The bad news–at least from my perspective–is your writing and your remarks on writing made me think about my own writing, and boy did that open a can of worms! (Not that it’s all your fault. I read Annie Dillard’s The Writing Life, too. Of course, most of the blame lay with me and my newly discovered inferiority complex.) Why? Well, I knew I could never write like you and she do, like you both say good writers do. I’m just not put together that way. I felt pretty awful about that for a while, even mooned around and moped some. Didn’t write a word, wasn’t sure I ever would again.
I guess that’s why the Lord stepped in the way He did. Nobody gives a pep talk like Him!
Basically, He had to remind me not everyone is created or destined to pen (or type) Pulitzer Prize-winning novels or thought-provoking, ageless essays that turn people inside out and leave them a little more awake and aware than they were when they opened the book to page one. Maybe the only thing we’re wired to write is a cracking good yarn. The catch? If yarn-writing is our vocation and our art, we have to take it as seriously–as sweat, blood, and tears seriously–as Shakespeare took writing The Tempest.
Besides, people like a good yarn, and maybe they need them, too, what with things being the way they are in the world today. Everybody needs a chance to kick back and relax now and then.
But the really great thing I realized, the mystery, the big joke is, even a light-weight yarn can be a means to an end and more than the sum of its parts. Something to do with the topsy-turvy wisdom of God and the kick He gets out of using the foolish things of the world to confound the wise and a sack lunch to feed the multitude. You know, I believe I’m learning to be good with that.
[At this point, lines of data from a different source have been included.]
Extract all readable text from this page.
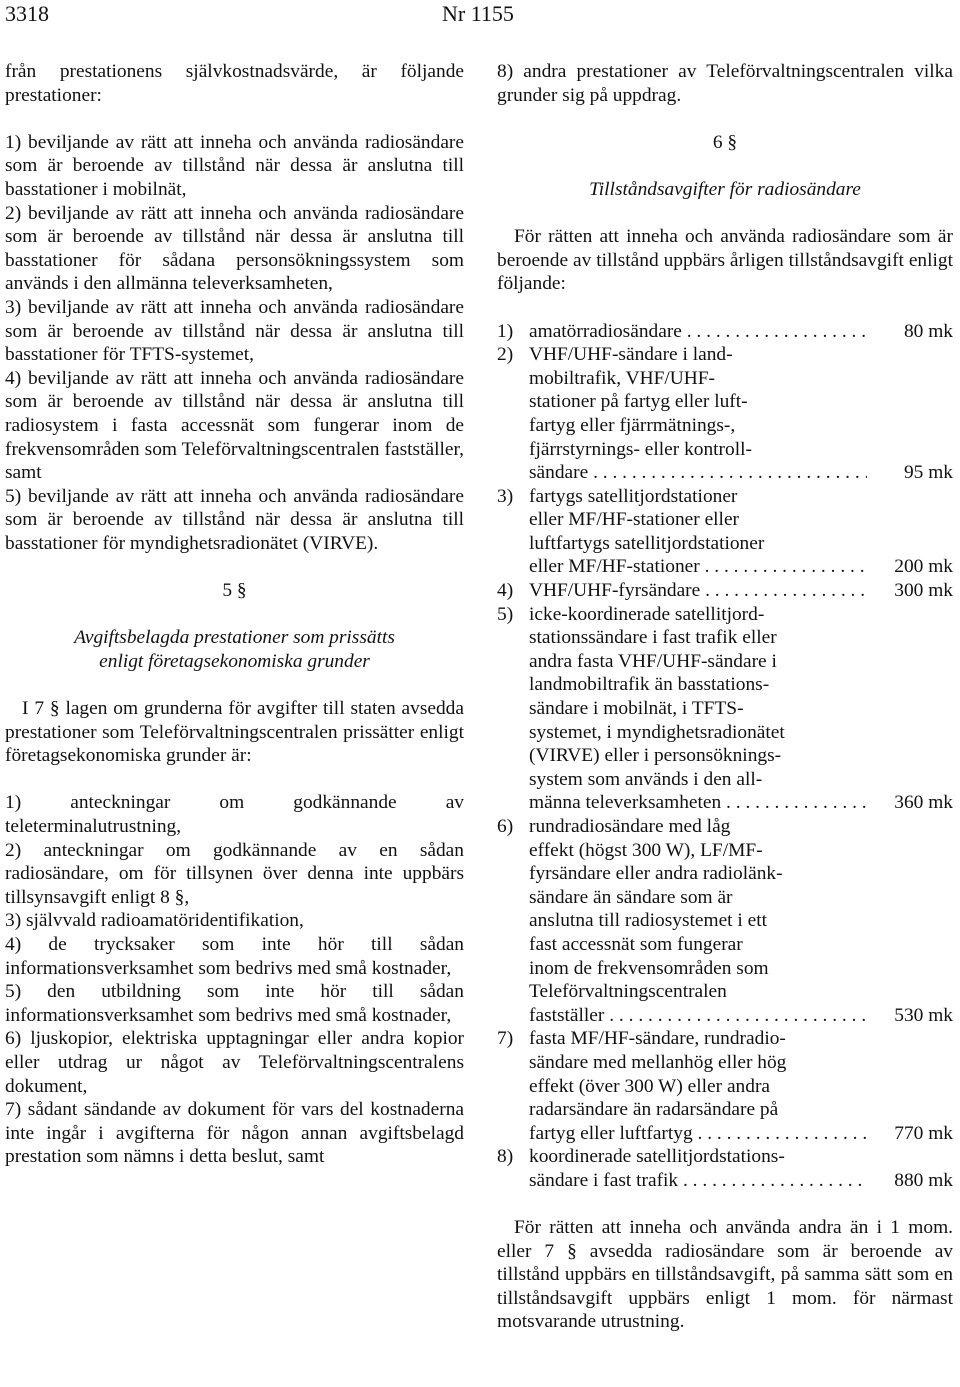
3318	Nr 1155

från prestationens självkostnadsvärde, är följande prestationer:

1) beviljande av rätt att inneha och använda radiosändare som är beroende av tillstånd när dessa är anslutna till basstationer i mobilnät,

2) beviljande av rätt att inneha och använda radiosändare som är beroende av tillstånd när dessa är anslutna till basstationer för sådana personsökningssystem som används i den allmänna televerksamheten,

3) beviljande av rätt att inneha och använda radiosändare som är beroende av tillstånd när dessa är anslutna till basstationer för TFTS-systemet,

4) beviljande av rätt att inneha och använda radiosändare som är beroende av tillstånd när dessa är anslutna till radiosystem i fasta accessnät som fungerar inom de frekvensområden som Teleförvaltningscentralen fastställer, samt

5) beviljande av rätt att inneha och använda radiosändare som är beroende av tillstånd när dessa är anslutna till basstationer för myndighetsradionätet (VIRVE).

5 §

Avgiftsbelagda prestationer som prissätts

enligt företagsekonomiska grunder

I 7 § lagen om grunderna för avgifter till staten avsedda prestationer som Teleförvaltningscentralen prissätter enligt företagsekonomiska grunder är:

1) anteckningar om godkännande av teleterminalutrustning,

2) anteckningar om godkännande av en sådan radiosändare, om för tillsynen över denna inte uppbärs tillsynsavgift enligt 8 §,

3) självvald radioamatöridentifikation,

4) de trycksaker som inte hör till sådan informationsverksamhet som bedrivs med små kostnader,

5) den utbildning som inte hör till sådan informationsverksamhet som bedrivs med små kostnader,

6) ljuskopior, elektriska upptagningar eller andra kopior eller utdrag ur något av Teleförvaltningscentralens dokument,

7) sådant sändande av dokument för vars del kostnaderna inte ingår i avgifterna för någon annan avgiftsbelagd prestation som nämns i detta beslut, samt

8) andra prestationer av Teleförvaltningscentralen vilka grunder sig på uppdrag.

6 §

Tillståndsavgifter för radiosändare

För rätten att inneha och använda radiosändare som är beroende av tillstånd uppbärs årligen tillståndsavgift enligt följande:

1) amatörradiosändare . . .	80 mk
2) VHF/UHF-sändare i land-
mobiltrafik, VHF/UHF-
stationer på fartyg eller luft-
fartyg eller fjärrmätnings-,
fjärrstyrnings- eller kontroll-
sändare . . .	95 mk
3) fartygs satellitjordstationer
eller MF/HF-stationer eller
luftfartygs satellitjordstationer
eller MF/HF-stationer . . .	200 mk
4) VHF/UHF-fyrsändare . . .	300 mk
5) icke-koordinerade satellitjord-
stationssändare i fast trafik eller
andra fasta VHF/UHF-sändare i
landmobiltrafik än basstations-
sändare i mobilnät, i TFTS-
systemet, i myndighetsradionätet
(VIRVE) eller i personsöknings-
system som används i den all-
männa televerksamheten . . .	360 mk
6) rundradiosändare med låg
effekt (högst 300 W), LF/MF-
fyrsändare eller andra radiolänk-
sändare än sändare som är
anslutna till radiosystemet i ett
fast accessnät som fungerar
inom de frekvensområden som
Teleförvaltningscentralen
fastställer . . .	530 mk
7) fasta MF/HF-sändare, rundradio-
sändare med mellanhög eller hög
effekt (över 300 W) eller andra
radarsändare än radarsändare på
fartyg eller luftfartyg . . .	770 mk
8) koordinerade satellitjordstations-
sändare i fast trafik . . .	880 mk

För rätten att inneha och använda andra än i 1 mom. eller 7 § avsedda radiosändare som är beroende av tillstånd uppbärs en tillståndsavgift, på samma sätt som en tillståndsavgift uppbärs enligt 1 mom. för närmast motsvarande utrustning.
So, Fred, as it turns out, I have to thank you twice. Once for your books, each one a feast in itself, and once for the way you got me thinking and, yes, even doubting myself as a writer. I think I’m on solid ground now … or next door to it, anyway. Yes, I think I’ve finally gotten the message (so hopefully, I can stop blogging it out with myself): I’m okay, you’re okay. Actually, I’m okay, you’re amazing. But I’m okay with being okay, because there’s a lot more to this deal than just me and my sack lunch.
Thanks again, and have a terrific day.